The new chair of the North East Combined Authority has described being appointed to the role as ‘an honour’.
Cllr Paul Watson, leader of Sunderland City Council, was appointed chair at the annual general meeting of the North East Combined Authority (NECA) yesterday.
This followed the announcement by Cllr Simon Henig, leader of Durham County Council, that he would be standing down from the role.
Cllr Watson, chair of the North East Combined Authority, said: “It’s an honour to be appointed as chair of the North East Combined Authority, having been the lead for Economic Development and Regeneration since the combined authority was established.
“On behalf of my colleagues on the North East Leadership Board, I’d like to thank Cllr Henig for his hard work in chairing the combined authority in its first two years, as we have worked to get it up and running and then developed a devolution deal with the Government.

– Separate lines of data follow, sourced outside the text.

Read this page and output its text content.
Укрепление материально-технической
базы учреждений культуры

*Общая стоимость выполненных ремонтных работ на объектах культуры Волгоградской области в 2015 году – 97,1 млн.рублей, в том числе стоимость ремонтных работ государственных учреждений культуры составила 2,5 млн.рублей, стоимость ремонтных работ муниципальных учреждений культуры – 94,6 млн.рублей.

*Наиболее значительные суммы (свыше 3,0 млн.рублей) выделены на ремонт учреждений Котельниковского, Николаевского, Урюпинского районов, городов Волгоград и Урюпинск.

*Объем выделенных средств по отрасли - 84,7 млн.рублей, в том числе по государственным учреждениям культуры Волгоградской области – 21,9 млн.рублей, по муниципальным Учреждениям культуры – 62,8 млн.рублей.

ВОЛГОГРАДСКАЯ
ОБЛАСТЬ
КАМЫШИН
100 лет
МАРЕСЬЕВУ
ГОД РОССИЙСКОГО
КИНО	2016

“It’s important to acknowledge the good progress that has been made over the last two years. I’m really looking forward to all of the NECA member authorities continuing to work together to create better opportunities for everyone in our region as we finalise arrangements for devolution.

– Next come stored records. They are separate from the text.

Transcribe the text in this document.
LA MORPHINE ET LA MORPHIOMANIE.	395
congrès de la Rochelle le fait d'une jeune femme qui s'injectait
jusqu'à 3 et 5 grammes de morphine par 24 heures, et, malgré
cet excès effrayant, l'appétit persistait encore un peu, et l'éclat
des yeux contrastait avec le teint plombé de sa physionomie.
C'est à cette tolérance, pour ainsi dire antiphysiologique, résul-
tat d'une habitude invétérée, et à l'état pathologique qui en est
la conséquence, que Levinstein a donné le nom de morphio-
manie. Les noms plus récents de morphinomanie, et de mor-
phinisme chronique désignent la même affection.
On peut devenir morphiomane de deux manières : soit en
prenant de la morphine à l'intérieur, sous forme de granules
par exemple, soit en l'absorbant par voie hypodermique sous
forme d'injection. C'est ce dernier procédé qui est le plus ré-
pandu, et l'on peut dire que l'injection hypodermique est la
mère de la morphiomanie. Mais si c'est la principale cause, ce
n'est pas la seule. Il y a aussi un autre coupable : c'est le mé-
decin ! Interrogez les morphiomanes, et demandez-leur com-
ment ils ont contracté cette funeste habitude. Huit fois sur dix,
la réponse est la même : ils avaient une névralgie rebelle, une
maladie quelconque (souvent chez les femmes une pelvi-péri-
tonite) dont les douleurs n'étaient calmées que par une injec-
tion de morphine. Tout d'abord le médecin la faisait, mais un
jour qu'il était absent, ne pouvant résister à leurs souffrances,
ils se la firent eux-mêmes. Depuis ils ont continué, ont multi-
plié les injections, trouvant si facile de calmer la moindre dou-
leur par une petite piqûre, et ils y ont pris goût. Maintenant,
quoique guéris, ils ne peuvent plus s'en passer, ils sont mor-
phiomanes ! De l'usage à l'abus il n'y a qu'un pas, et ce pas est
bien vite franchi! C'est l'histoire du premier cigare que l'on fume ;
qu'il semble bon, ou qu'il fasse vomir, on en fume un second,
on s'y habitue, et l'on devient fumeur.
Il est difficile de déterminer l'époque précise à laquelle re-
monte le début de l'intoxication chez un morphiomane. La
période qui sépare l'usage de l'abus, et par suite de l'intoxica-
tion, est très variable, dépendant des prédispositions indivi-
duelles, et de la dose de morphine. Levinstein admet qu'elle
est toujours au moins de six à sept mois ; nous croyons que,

“Working together more closely in the future will not only benefit individual authorities but elevate the economic performance of the whole of the North East nationally and globally.”
Speaking at the annual general meeting yesterday (June 21) Cllr Henig thanked members for their support and confirmed that he would be standing down as planned following two years at the helm.
Cllr Henig said: “I have been honoured to chair the North East Combined Authority over its first two years and in the months leading up to its formation.
“In that time we have firmly established the North East in the first wave of devolution across the country – something I, and many others, believe is key to achieving a bright future for us all.
“All of our major achievements – the formation of the Combined Authority in April 2014, the proposed devolution agreement in autumn 2015 and the agreement for the first devolution order in May 2016 – were landmark moments for the North East. All were argued by some to be impossible or very unlikely, with collapse frequently predicted. There were significant challenges at all stages.
“But collapse did not happen and we are still moving forward. We remain on track to establish the foundations of a strong, devolved North East. For this to succeed, I firmly believe there must be engagement and partnership across the region, from the business community to trade unions to members of parliament, voluntary and community groups and all of our residents. I believe this is vital for the future and to make devolution work. I also believe that recent changes in the Local Enterprise Partnership leave it in a very strong position to move forward and I am proud to have served as its vice chair.
“But this is the AGM and it was always intended that the position of chair rotated among our seven local authorities. It is therefore appropriate that I stand down as chair of the North East Combined Authority and vice chair of the North East Local Enterprise Partnership.
“Can I thank everyone for their support over the last two and a half years.”